HPLC-UV(/DAD) is a suitable analytical method for the high content of individual tea polyphenols, especially catechins. Although mass spectrometry shows a high sensitivity compared with UV/DAD detectors, the high content of tea polyphenols easily causes serious matrix effects on ion sources in mass spectrometry, such as ESI. For low-concentration levels of tea polyphenols, UHPLC-MS/MS is obviously a useful tool for qualitative and quantitative analysis of targets, meeting the requirements of sensitivity and selectivity. However, it is still necessary to avoid the problem of matrix effects in the analysis process. It is a common way to sacrifice sensitivity by expanding the sample dilution factor.
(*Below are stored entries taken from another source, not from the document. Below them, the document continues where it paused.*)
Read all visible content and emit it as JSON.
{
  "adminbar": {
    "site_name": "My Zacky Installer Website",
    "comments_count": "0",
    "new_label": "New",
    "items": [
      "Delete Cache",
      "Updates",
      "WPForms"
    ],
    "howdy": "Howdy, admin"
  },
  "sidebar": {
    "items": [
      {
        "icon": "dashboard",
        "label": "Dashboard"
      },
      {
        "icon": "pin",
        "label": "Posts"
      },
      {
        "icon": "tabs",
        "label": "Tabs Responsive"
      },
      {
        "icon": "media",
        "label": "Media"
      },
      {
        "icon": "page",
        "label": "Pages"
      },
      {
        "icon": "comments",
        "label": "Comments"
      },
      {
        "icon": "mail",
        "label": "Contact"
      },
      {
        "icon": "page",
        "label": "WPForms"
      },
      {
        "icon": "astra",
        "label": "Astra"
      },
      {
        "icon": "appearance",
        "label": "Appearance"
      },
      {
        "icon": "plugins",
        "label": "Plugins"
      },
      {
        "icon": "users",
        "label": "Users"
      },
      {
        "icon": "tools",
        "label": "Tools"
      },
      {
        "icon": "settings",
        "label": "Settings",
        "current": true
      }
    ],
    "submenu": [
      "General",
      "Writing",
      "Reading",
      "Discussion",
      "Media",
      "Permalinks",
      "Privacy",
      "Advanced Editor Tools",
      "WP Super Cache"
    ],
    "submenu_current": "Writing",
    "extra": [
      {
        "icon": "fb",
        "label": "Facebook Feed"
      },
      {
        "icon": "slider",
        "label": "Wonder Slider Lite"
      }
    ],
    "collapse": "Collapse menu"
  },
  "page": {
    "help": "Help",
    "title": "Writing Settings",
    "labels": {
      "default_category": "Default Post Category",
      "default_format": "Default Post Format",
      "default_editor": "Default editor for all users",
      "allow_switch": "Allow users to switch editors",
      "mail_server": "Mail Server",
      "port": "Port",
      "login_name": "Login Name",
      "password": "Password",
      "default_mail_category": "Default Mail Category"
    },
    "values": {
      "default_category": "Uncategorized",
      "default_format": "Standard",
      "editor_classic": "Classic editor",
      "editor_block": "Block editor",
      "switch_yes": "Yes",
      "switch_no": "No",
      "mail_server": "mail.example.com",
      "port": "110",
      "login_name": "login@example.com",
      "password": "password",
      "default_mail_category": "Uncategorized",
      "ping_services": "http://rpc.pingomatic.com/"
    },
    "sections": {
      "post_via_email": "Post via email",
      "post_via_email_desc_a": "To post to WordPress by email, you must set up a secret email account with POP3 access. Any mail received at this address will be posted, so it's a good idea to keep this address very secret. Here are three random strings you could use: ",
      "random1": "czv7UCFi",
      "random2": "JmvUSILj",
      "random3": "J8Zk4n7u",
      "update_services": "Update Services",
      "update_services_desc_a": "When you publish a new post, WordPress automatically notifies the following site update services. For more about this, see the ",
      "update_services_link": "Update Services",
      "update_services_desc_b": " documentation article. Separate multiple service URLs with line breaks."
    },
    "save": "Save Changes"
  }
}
Therefore, the development of specific purification materials such as metal organic framework compounds (MOFs) and functional graphene materials is of great significance for the UHPLC-MS/MS analysis of tea polyphenols.

HRMS technologies, such as Q-TOF and Q-Orbitrap, are increasingly used in the analysis of tea metabolomics because of their fast acquisition speed, high full-scan sensitivity, and high mass resolution. HRMS has been proven to be of great value in the discovery of new tea polyphenols, isomer discrimination, marker screening, and the qualitative analysis of targeted and non-targeted metabolites in complex matrices. On this basis, derivatization and isotopic labeling will be more conducive to the identification of tea polyphenols.